There’s artificial narrow intelligence, which is something that is, you know, very specific to a certain vertical or a very specific to a certain type of intelligence. And then there’s artificial general intelligence. Artificial general intelligence is when we actually reach the level of. Hey, this machine is self-aware and they can come up with thoughts on their own.

That is a major milestone in artificial intelligence that is coming. Some people say that’s gonna happen in the next three to five years. There’s some prominent people in the AI space that are certain that it can’t happen [00:25:00] any sooner than 30 or 40 years, and some people will actually say much further than that.

But the closer we become to a, to artificial general intelligence, the more capable these different tools are going to be. Where are things going to go? Well, again, let’s go back to the cost savings. Anything that artificial intelligence can do. In place of a human saves money. And so if you really want to cut costs and if you want to provide that better experience, you simply have to do this.

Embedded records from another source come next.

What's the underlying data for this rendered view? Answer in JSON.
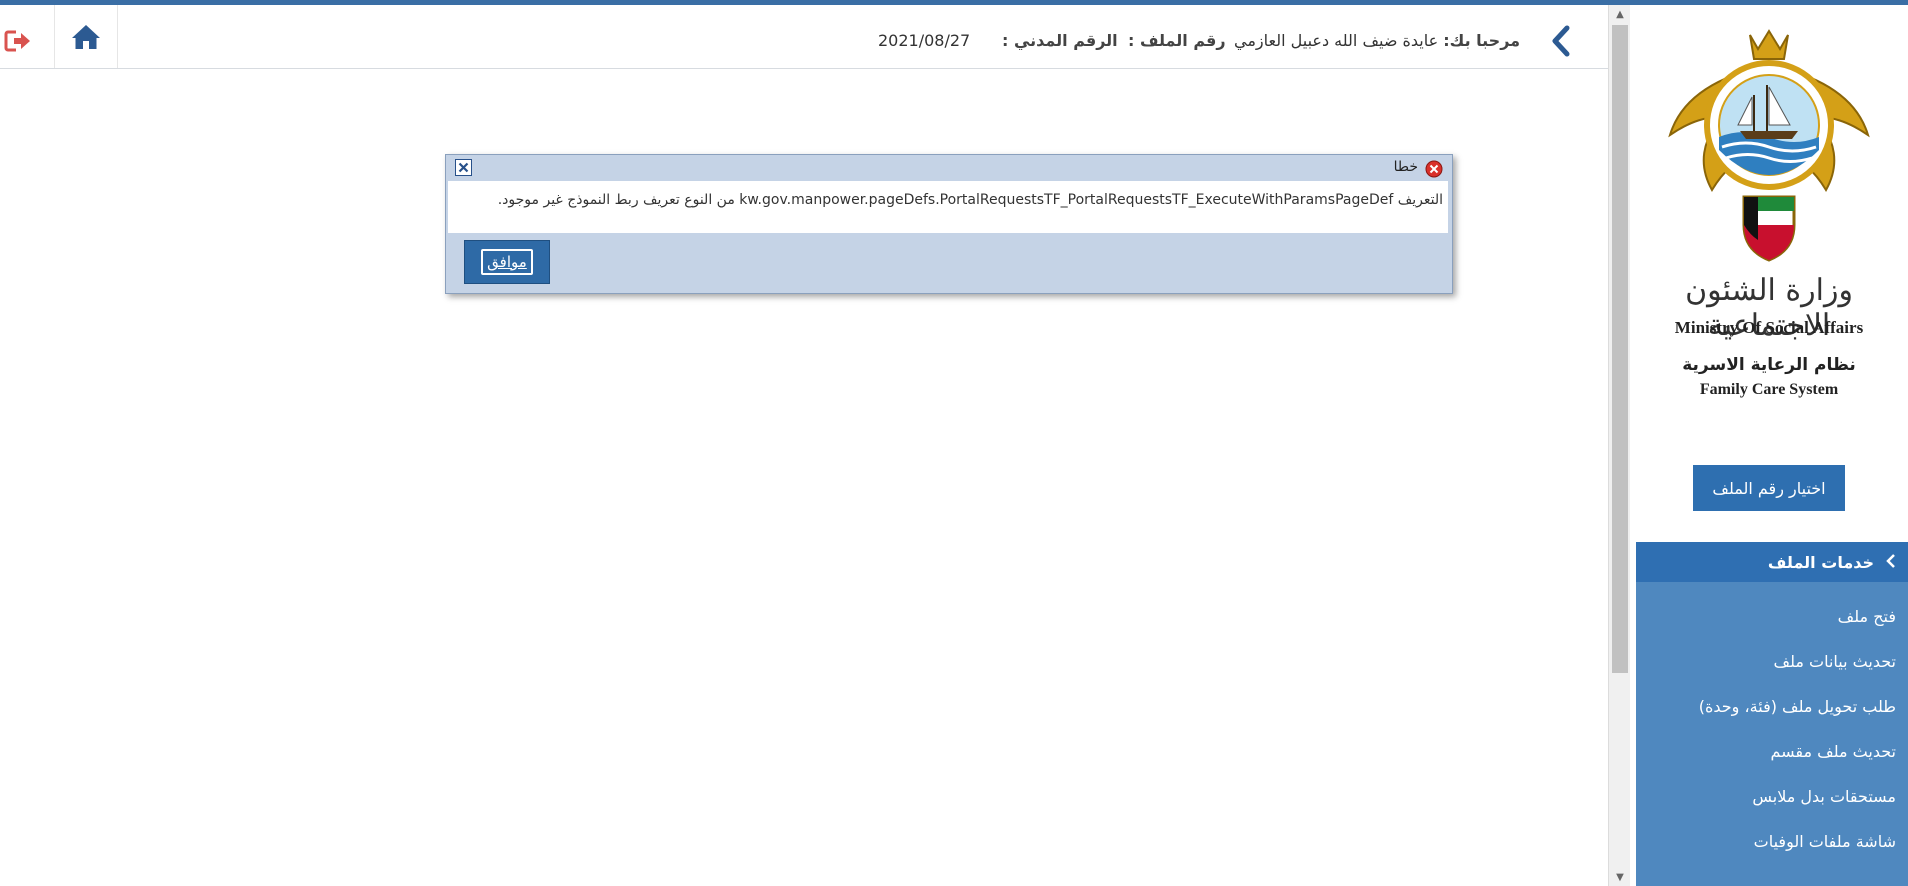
{
  "header": {
    "welcome_label": "مرحبا بك:",
    "user_name": "عايدة ضيف الله دعبيل العازمي",
    "file_number_label": "رقم الملف :",
    "civil_id_label": "الرقم المدني :",
    "date": "2021/08/27",
    "icons": {
      "collapse": "chevron-left-icon",
      "home": "home-icon",
      "logout": "logout-icon"
    }
  },
  "dialog": {
    "title": "خطا",
    "message": "التعريف kw.gov.manpower.pageDefs.PortalRequestsTF_PortalRequestsTF_ExecuteWithParamsPageDef من النوع تعريف ربط النموذج غير موجود.",
    "ok_label": "موافق",
    "icons": {
      "error": "error-icon",
      "close": "close-icon"
    }
  },
  "sidebar": {
    "ministry_ar": "وزارة الشئون الاجتماعية",
    "ministry_en": "Ministry Of Social Affairs",
    "system_ar": "نظام الرعاية الاسرية",
    "system_en": "Family Care System",
    "select_file_button": "اختيار رقم الملف",
    "menu_title": "خدمات الملف",
    "menu_items": [
      "فتح ملف",
      "تحديث بيانات ملف",
      "طلب تحويل ملف (فئة، وحدة)",
      "تحديث ملف مقسم",
      "مستحقات بدل ملابس",
      "شاشة ملفات الوفيات"
    ]
  },
  "colors": {
    "accent": "#2e6fb0",
    "menu_bg": "#4f88bf",
    "menu_header": "#2f6fb2",
    "dialog_bg": "#c5d3e6",
    "logout": "#d9534f"
  }
}
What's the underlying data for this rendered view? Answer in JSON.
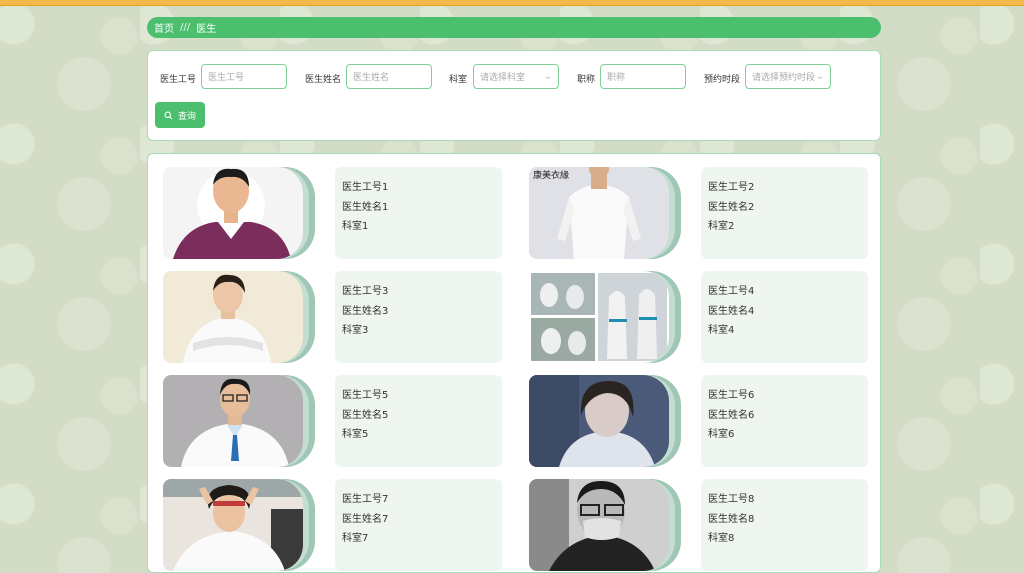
{
  "breadcrumb": {
    "home": "首页",
    "separator": "///",
    "current": "医生"
  },
  "search": {
    "fields": [
      {
        "label": "医生工号",
        "placeholder": "医生工号",
        "type": "text"
      },
      {
        "label": "医生姓名",
        "placeholder": "医生姓名",
        "type": "text"
      },
      {
        "label": "科室",
        "placeholder": "请选择科室",
        "type": "select"
      },
      {
        "label": "职称",
        "placeholder": "职称",
        "type": "text"
      },
      {
        "label": "预约时段",
        "placeholder": "请选择预约时段",
        "type": "select"
      }
    ],
    "query_button": "查询",
    "query_icon": "search-icon"
  },
  "doctors": [
    {
      "id": "医生工号1",
      "name": "医生姓名1",
      "dept": "科室1",
      "photo": "doctor-in-purple-scrubs"
    },
    {
      "id": "医生工号2",
      "name": "医生姓名2",
      "dept": "科室2",
      "photo": "white-coat-uniform",
      "photo_text": "康美衣緣"
    },
    {
      "id": "医生工号3",
      "name": "医生姓名3",
      "dept": "科室3",
      "photo": "female-doctor-arms-crossed"
    },
    {
      "id": "医生工号4",
      "name": "医生姓名4",
      "dept": "科室4",
      "photo": "protective-suit-collage"
    },
    {
      "id": "医生工号5",
      "name": "医生姓名5",
      "dept": "科室5",
      "photo": "male-doctor-glasses"
    },
    {
      "id": "医生工号6",
      "name": "医生姓名6",
      "dept": "科室6",
      "photo": "tired-female-doctor"
    },
    {
      "id": "医生工号7",
      "name": "医生姓名7",
      "dept": "科室7",
      "photo": "smiling-nurse"
    },
    {
      "id": "医生工号8",
      "name": "医生姓名8",
      "dept": "科室8",
      "photo": "doctor-with-mask-bw"
    }
  ],
  "colors": {
    "accent": "#4cbf6f",
    "topbar": "#f3b94a",
    "info_bg": "#eff6f0",
    "border": "#a9dbb8"
  }
}
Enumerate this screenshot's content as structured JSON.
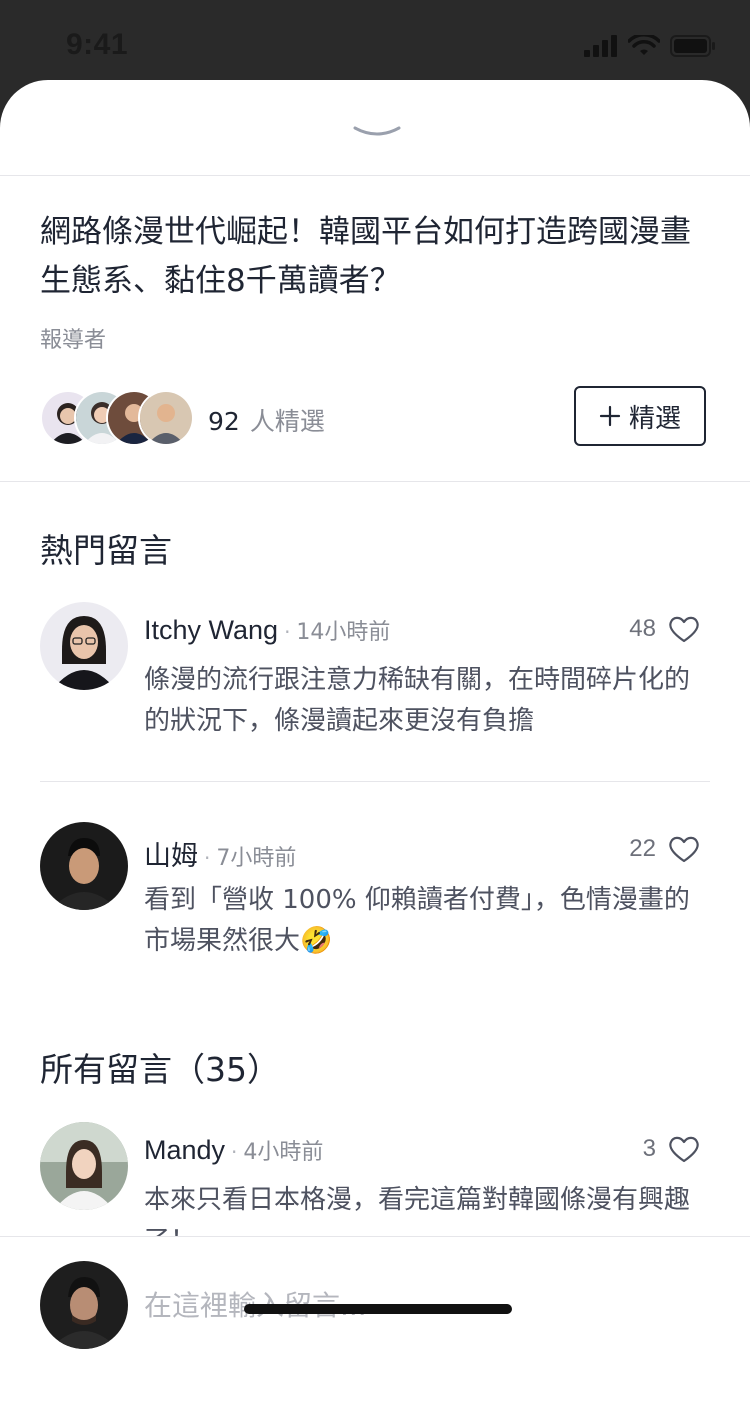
{
  "status": {
    "time": "9:41"
  },
  "article": {
    "title": "網路條漫世代崛起！韓國平台如何打造跨國漫畫生態系、黏住8千萬讀者？",
    "byline": "報導者",
    "picks_count": "92",
    "picks_label": "人精選",
    "pick_button_label": "精選"
  },
  "hot": {
    "title": "熱門留言",
    "comments": [
      {
        "name": "Itchy Wang",
        "time": "14小時前",
        "likes": "48",
        "text": "條漫的流行跟注意力稀缺有關，在時間碎片化的的狀況下，條漫讀起來更沒有負擔"
      },
      {
        "name": "山姆",
        "time": "7小時前",
        "likes": "22",
        "text": "看到「營收 100% 仰賴讀者付費」，色情漫畫的市場果然很大🤣"
      }
    ]
  },
  "all": {
    "title": "所有留言（35）",
    "comments": [
      {
        "name": "Mandy",
        "time": "4小時前",
        "likes": "3",
        "text": "本來只看日本格漫，看完這篇對韓國條漫有興趣了！"
      }
    ]
  },
  "composer": {
    "placeholder": "在這裡輸入留言..."
  },
  "icons": {
    "handle": "chevron-down-icon",
    "like": "heart-icon",
    "plus": "plus-icon",
    "signal": "signal-icon",
    "wifi": "wifi-icon",
    "battery": "battery-icon"
  },
  "colors": {
    "text_primary": "#1f2533",
    "text_secondary": "#8a8d96",
    "divider": "#e6e6ea",
    "status_bar": "#2a2a2a"
  }
}
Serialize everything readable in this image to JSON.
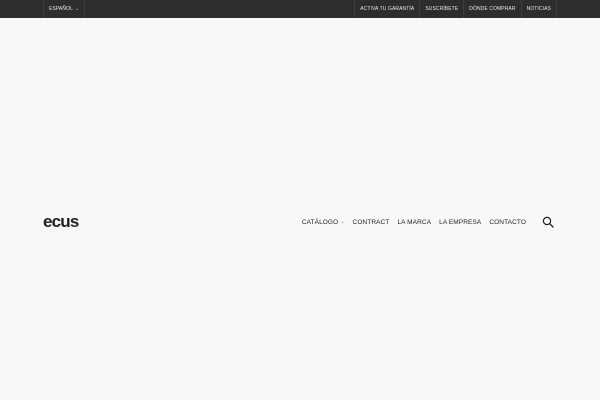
{
  "topbar": {
    "language": "ESPAÑOL",
    "links": [
      "ACTIVA TU GARANTÍA",
      "SUSCRÍBETE",
      "DÓNDE COMPRAR",
      "NOTICIAS"
    ]
  },
  "header": {
    "logo": "ecus",
    "nav": {
      "catalog": "CATÁLOGO",
      "contract": "CONTRACT",
      "brand": "LA MARCA",
      "company": "LA EMPRESA",
      "contact": "CONTACTO"
    }
  },
  "colors": {
    "topbar_bg": "#2d2d2d",
    "page_bg": "#f8f8f8",
    "text": "#1f1f1f"
  },
  "icons": {
    "search": "search-icon",
    "dropdown": "chevron-down-icon"
  }
}
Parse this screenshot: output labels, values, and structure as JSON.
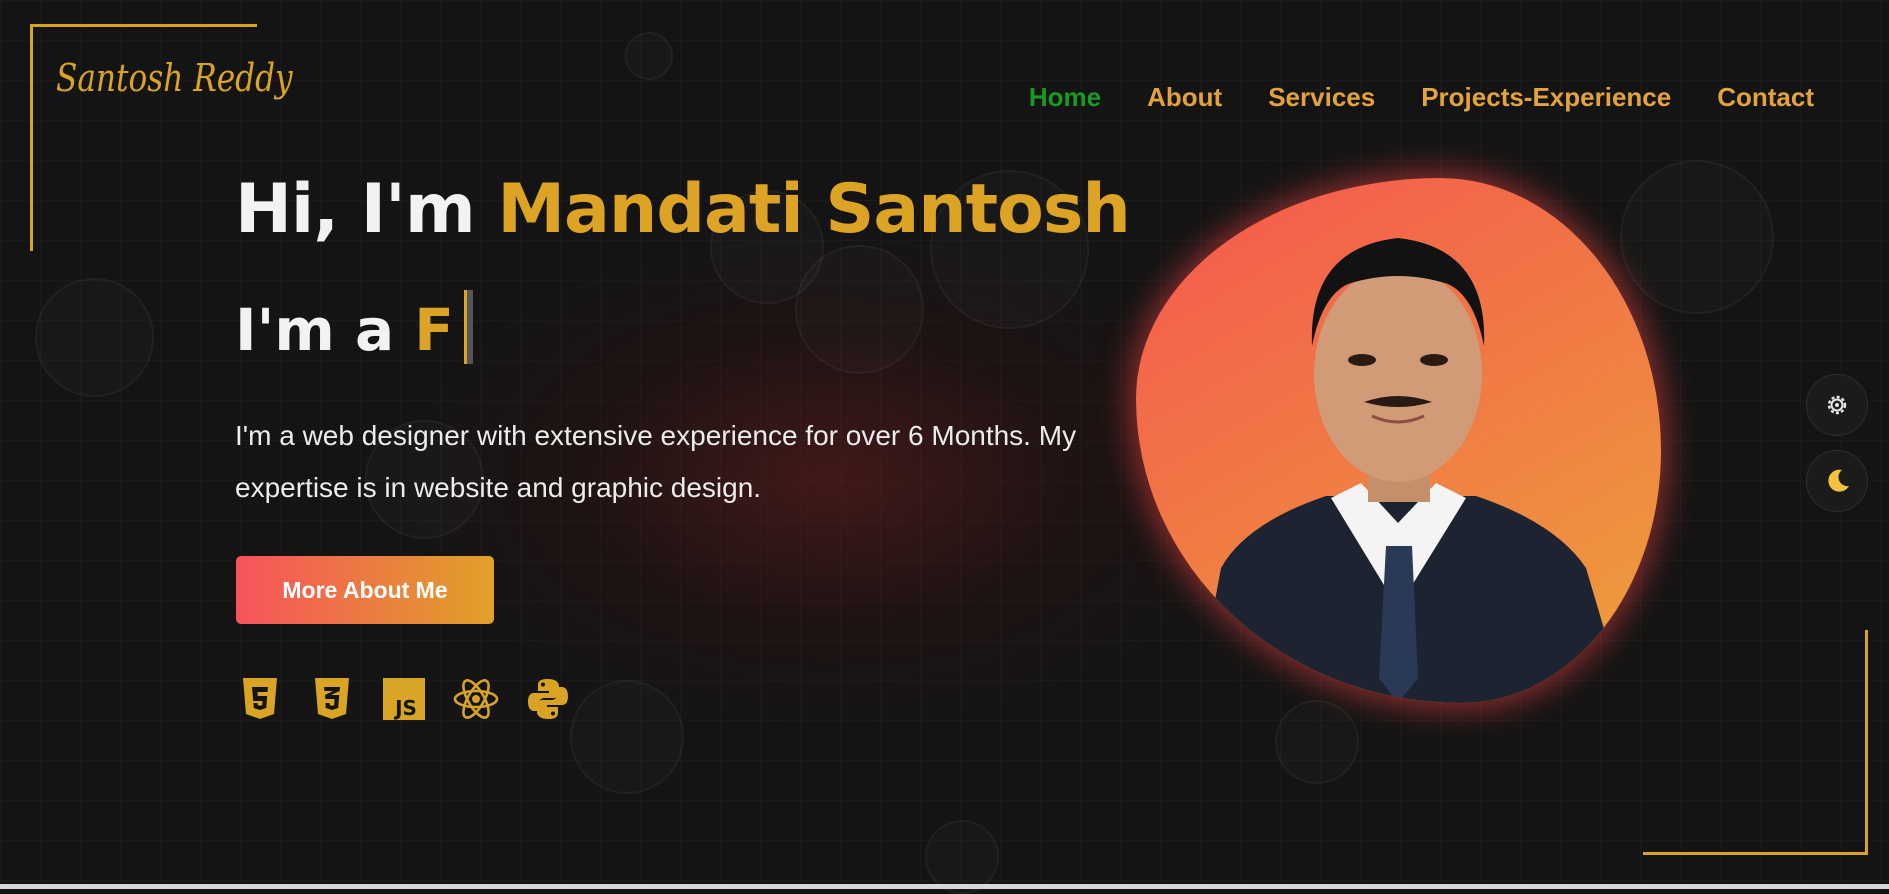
{
  "brand": {
    "logo_text": "Santosh Reddy",
    "accent": "#d9a424"
  },
  "nav": {
    "items": [
      {
        "label": "Home",
        "active": true
      },
      {
        "label": "About",
        "active": false
      },
      {
        "label": "Services",
        "active": false
      },
      {
        "label": "Projects-Experience",
        "active": false
      },
      {
        "label": "Contact",
        "active": false
      }
    ],
    "active_color": "#1a9a22",
    "link_color": "#e3a33a"
  },
  "hero": {
    "greeting": "Hi, I'm ",
    "name": "Mandati Santosh",
    "role_prefix": "I'm a ",
    "role_typed": "F",
    "description": "I'm a web designer with extensive experience for over 6 Months. My expertise is in website and graphic design.",
    "cta_label": "More About Me"
  },
  "skills": {
    "icons": [
      "html5-icon",
      "css3-icon",
      "javascript-icon",
      "react-icon",
      "python-icon"
    ],
    "js_text": "JS"
  },
  "side_controls": {
    "settings_icon": "gear-icon",
    "theme_icon": "moon-icon"
  },
  "colors": {
    "background": "#141414",
    "cta_start": "#f7535c",
    "cta_end": "#e1a128"
  }
}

And if you don’t, and all of your competitors do, and suddenly everybody wants to do business with them versus do business with you because their experience is so much better. Well, what’s gonna happen to you? You’re gonna become obsolete much more so than just about anything else in previous history.

This AI space is adapting so rapidly and is evolving so rapidly that if you aren’t in the thick of it as soon as possible, it will pass you by and you will become obsolete.

Josh Lupresto: [00:26:00] Well put. Okay, Jason Lowe. Good to have you back, man. Exciting stuff. Thanks for coming on.

Jason Lowe: Thanks for having Me, sir.

Josh Lupresto: Okay, everybody that wraps us up.

I’m your host, Josh Lupresto, SVP of Sales Engineering at Telarus. This has been next level BizTech, AI and QM in the contact center.